Chances are, monument opponents believed the battle cry of Nucla resident Sean Pond who launched a petition accompanied with a false narrative that says Dolores Canyons National Monument proponents aim “to push this through without adequate public discussion or transparency.”

Simply not true.

Colorado Wildlands Project, one of 13 groups and coalitions advocating for the monument designation, is in its draft phase of outreach and public input. The process requires community engagement and feedback.

This situation is Page 1 in the textbook example of disinformation. Pond’s petition says the monument designation could eliminate mining in the uranium-rich area, restrict hunting and grazing, and reduce motorized access and travels.

Again, not true.

Yet a number of people aren’t bothering to look at readily available facts and dispute his claims.

Consider an example coming from the anti-monument crowd. One person wrote on X, formerly Twitter, about the Facebook page “Halt the Dolores Monument: Save our heritage” for “those who want to stop serial Antiquities Act abuser Joe Biden from striking again.
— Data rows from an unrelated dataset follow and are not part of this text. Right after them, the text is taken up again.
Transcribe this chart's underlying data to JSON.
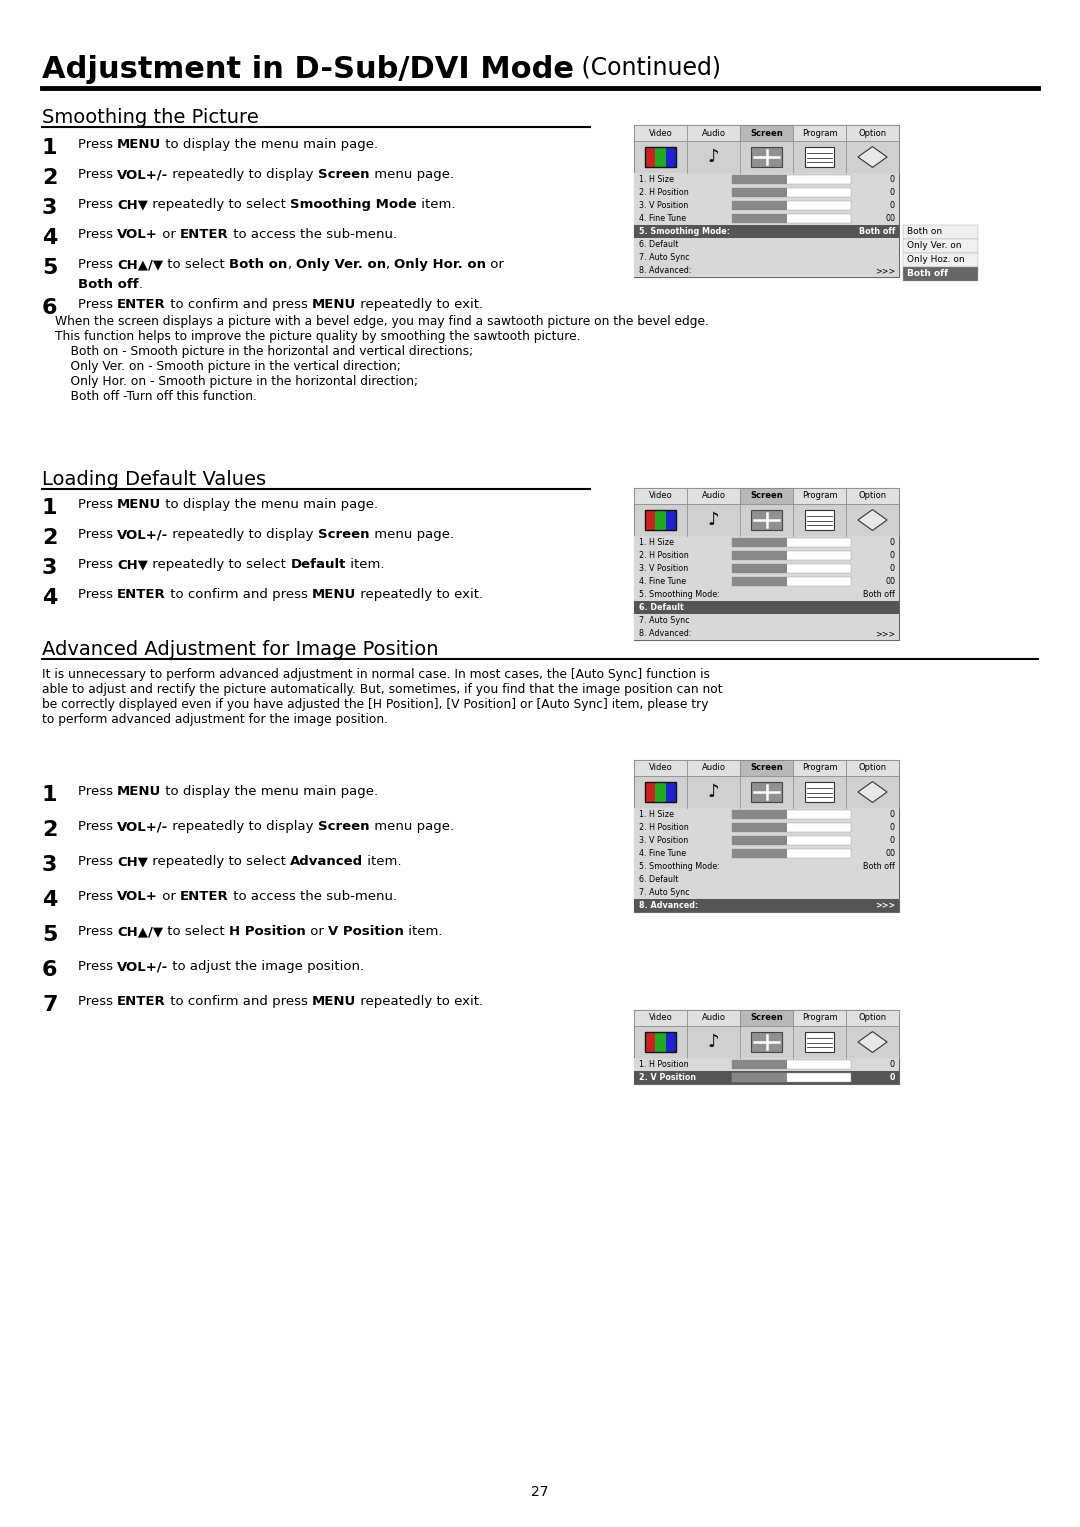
{
  "page_title_bold": "Adjustment in D-Sub/DVI Mode",
  "page_title_normal": " (Continued)",
  "background_color": "#ffffff",
  "page_number": "27",
  "section1_title": "Smoothing the Picture",
  "section1_note": [
    "When the screen displays a picture with a bevel edge, you may find a sawtooth picture on the bevel edge.",
    "This function helps to improve the picture quality by smoothing the sawtooth picture.",
    "    Both on - Smooth picture in the horizontal and vertical directions;",
    "    Only Ver. on - Smooth picture in the vertical direction;",
    "    Only Hor. on - Smooth picture in the horizontal direction;",
    "    Both off -Turn off this function."
  ],
  "section2_title": "Loading Default Values",
  "section3_title": "Advanced Adjustment for Image Position",
  "section3_intro": [
    "It is unnecessary to perform advanced adjustment in normal case. In most cases, the [Auto Sync] function is",
    "able to adjust and rectify the picture automatically. But, sometimes, if you find that the image position can not",
    "be correctly displayed even if you have adjusted the [H Position], [V Position] or [Auto Sync] item, please try",
    "to perform advanced adjustment for the image position."
  ]
}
It’s time to stop undemocratic, constitutionally dubious land lock-outs by lazy presidents.”

No land would be grabbed or locked out.

As quoted in The Colorado Sun on March 4, Pond made the point that last year, officials at the Canyons of the Ancients National Monument, created by presidential proclamation in 2000, crafted new Bureau of Land Management-approved rules that limited motorized access, banned recreational shooting and restricted camping.
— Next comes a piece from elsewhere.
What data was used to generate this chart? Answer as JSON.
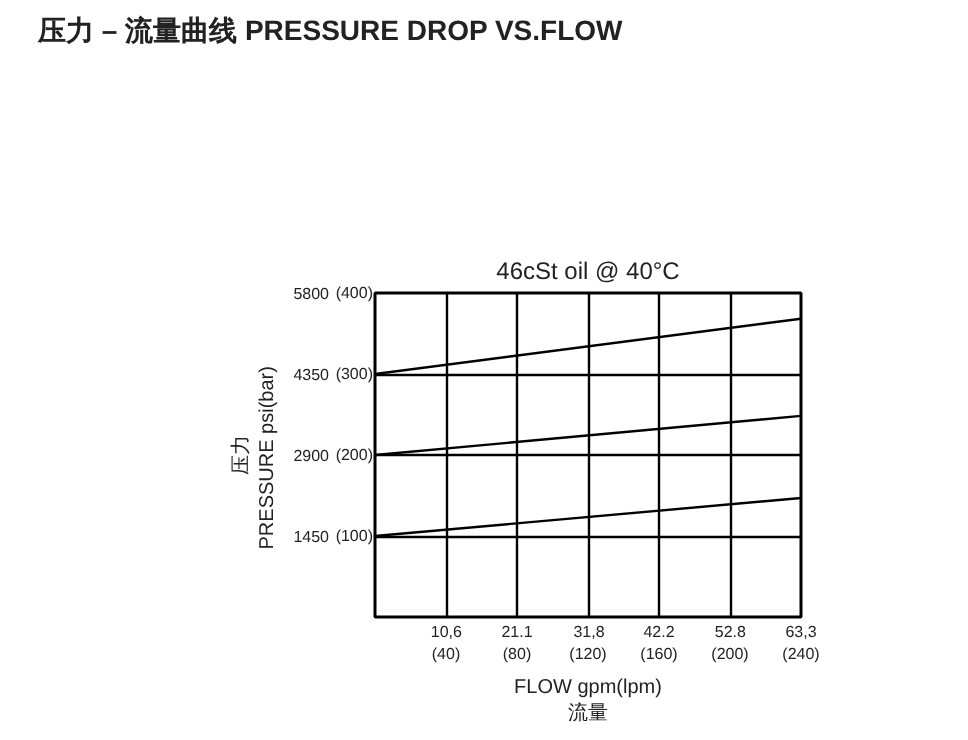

It’s accurate that each national monument has its own management plan. And impacts from wildly increased visitation can make a difference.

That stance would have been enough. Instead, Pond wandered into speculation, saying stopping new mining claims is akin to “taking money out of our pockets, and taking the hopes and dreams of an entire community.”

He seems sentimental for the days of large-scale mining of uranium and vanadium, operations that have not returned. In the 1980s, residents in the company town Uravan had to leave. The 680-acre mining site was buried and capped as an Environmental Protection Agency Superfund project.

Inside a monument that better protects the Dolores River watershed, historic uses and existing rights – including valid mining claims – would definitely continue.

The proposed monument would complement the Dolores River National Conservation Area and Special Management Act, backed by U.S. Sen. Michael Bennet and U.S. Rep. Lauren Boebert in 2022, that protects more than 68,000 acres of public land along a coveted 75-mile stretch of the lower river canyon below McPhee Dam in Montezuma, Dolores and San Miguel counties. The area includes the spectacular Ponderosa Gorge.

That legislation was expertly crafted over 14 years by local bipartisan stakeholders, a mix as varied as you’ve ever seen. Yes, you read that right – 14 years. The group prioritized the health of the river, its watershed, canyons and all the life in and around it, as well as needs of its users.

Players came, then left the table, and returned again. Finally, they settled on protections for a river that supports recreation and agriculture.

That’s a lot of compromise and family dinners missed. But they got it done.

We hope for the same spirit in Mesa and Montrose counties. Dispel disinformation. Make decisions from facts, not speculation. Not choices steeped in fear. Your input is wanted and needed. Talk with neighbors and head down to that enchanting, biologically rich Dolores River.

If any river is worthy of a monument designation, it’s the Dolores River and its surreal surroundings.